S. Chrys. (hom. 63.) C’est là vraiment, suivant le Sauveur, l’œuvre de Dieu, c’est-à-dire que celui que Dieu appelle à cette vocation, a besoin d’un secours extraordinaire de la grâce. D’où nous pouvons conclure combien grande sera la récompense des riches qui auront consenti à suivre la divine sagesse de Jésus-Christ.

Théophile. On peut encore donner un autre sens à ces paroles : " Cela est impossible aux hommes, mais non pas à Dieu. " C’est-à-dire que ce qui nous est impossible lorsque nos pensées sont toutes terrestres, nous devient possible lorsque nous écoutons Dieu. " Car toutes choses sont possibles à Dieu. " Toutes choses, c’est-à-dire tous les êtres, car le péché n’est pas un être, il n’a ni nature ni substance. Ou bien encore, le péché est le résultat non de la force, mais de la faiblesse, et il est impossible à Dieu aussi bien que la faiblisse. Mais Dieu peut-il donc faire que ce qui a été fait ne l’ait pas été ? Je réponds que Dieu est la vérité ; or, il est contraire à la vérité de faire que ce qui a été n’ait pas existé.
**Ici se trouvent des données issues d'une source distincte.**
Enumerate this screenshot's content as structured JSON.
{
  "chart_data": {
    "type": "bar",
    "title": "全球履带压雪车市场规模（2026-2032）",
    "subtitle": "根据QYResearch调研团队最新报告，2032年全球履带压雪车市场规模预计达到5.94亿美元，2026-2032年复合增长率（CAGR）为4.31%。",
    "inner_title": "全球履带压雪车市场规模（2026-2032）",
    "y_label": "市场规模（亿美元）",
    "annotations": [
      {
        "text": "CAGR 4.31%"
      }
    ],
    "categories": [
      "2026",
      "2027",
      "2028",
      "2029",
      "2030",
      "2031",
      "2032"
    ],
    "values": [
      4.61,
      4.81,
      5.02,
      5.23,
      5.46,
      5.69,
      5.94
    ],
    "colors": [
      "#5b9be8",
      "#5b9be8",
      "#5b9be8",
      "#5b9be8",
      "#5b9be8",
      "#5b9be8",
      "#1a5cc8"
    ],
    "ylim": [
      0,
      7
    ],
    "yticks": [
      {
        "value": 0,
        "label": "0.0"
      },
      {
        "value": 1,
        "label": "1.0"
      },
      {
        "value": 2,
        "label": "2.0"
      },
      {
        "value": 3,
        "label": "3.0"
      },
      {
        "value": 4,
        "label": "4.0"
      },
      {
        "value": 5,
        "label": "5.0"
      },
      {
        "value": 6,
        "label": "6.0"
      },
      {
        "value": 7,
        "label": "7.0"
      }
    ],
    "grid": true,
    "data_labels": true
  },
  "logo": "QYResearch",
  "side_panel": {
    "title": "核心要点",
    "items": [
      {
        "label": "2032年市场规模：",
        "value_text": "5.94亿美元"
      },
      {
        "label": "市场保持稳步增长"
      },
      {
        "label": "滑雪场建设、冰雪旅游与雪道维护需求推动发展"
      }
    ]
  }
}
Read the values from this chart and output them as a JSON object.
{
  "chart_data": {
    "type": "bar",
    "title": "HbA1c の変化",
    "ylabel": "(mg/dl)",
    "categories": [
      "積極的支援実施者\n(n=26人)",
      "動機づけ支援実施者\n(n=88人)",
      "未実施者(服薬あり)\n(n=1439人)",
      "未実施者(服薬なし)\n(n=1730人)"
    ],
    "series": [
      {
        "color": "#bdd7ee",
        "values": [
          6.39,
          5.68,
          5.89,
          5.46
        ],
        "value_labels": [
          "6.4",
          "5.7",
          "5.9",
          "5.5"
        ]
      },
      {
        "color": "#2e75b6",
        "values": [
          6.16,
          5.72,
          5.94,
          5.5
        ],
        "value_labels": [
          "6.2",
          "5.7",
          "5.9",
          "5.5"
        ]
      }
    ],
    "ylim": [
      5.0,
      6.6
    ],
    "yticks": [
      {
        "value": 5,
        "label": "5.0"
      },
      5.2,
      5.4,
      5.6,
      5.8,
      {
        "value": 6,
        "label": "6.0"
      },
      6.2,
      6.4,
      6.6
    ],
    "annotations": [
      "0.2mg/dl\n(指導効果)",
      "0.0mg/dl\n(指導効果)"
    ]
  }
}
Or, comment la vérité pourrait-elle agir contre la vérité ? Il faudrait, comme le disent quelques-uns, qu’elle commençât par détruire sa propre nature. Mais Dieu peut-il cesser d’être Dieu ? C’est une absurdité de le penser.

Saint Thomas d’Aquin, Glose continue des Évangiles. La chaîne d’or, ouvrage rédigé de 1263 à 1264.
Trad. par l’abbé J.-M. Peronne, Librairie Louis Vivès, 1868.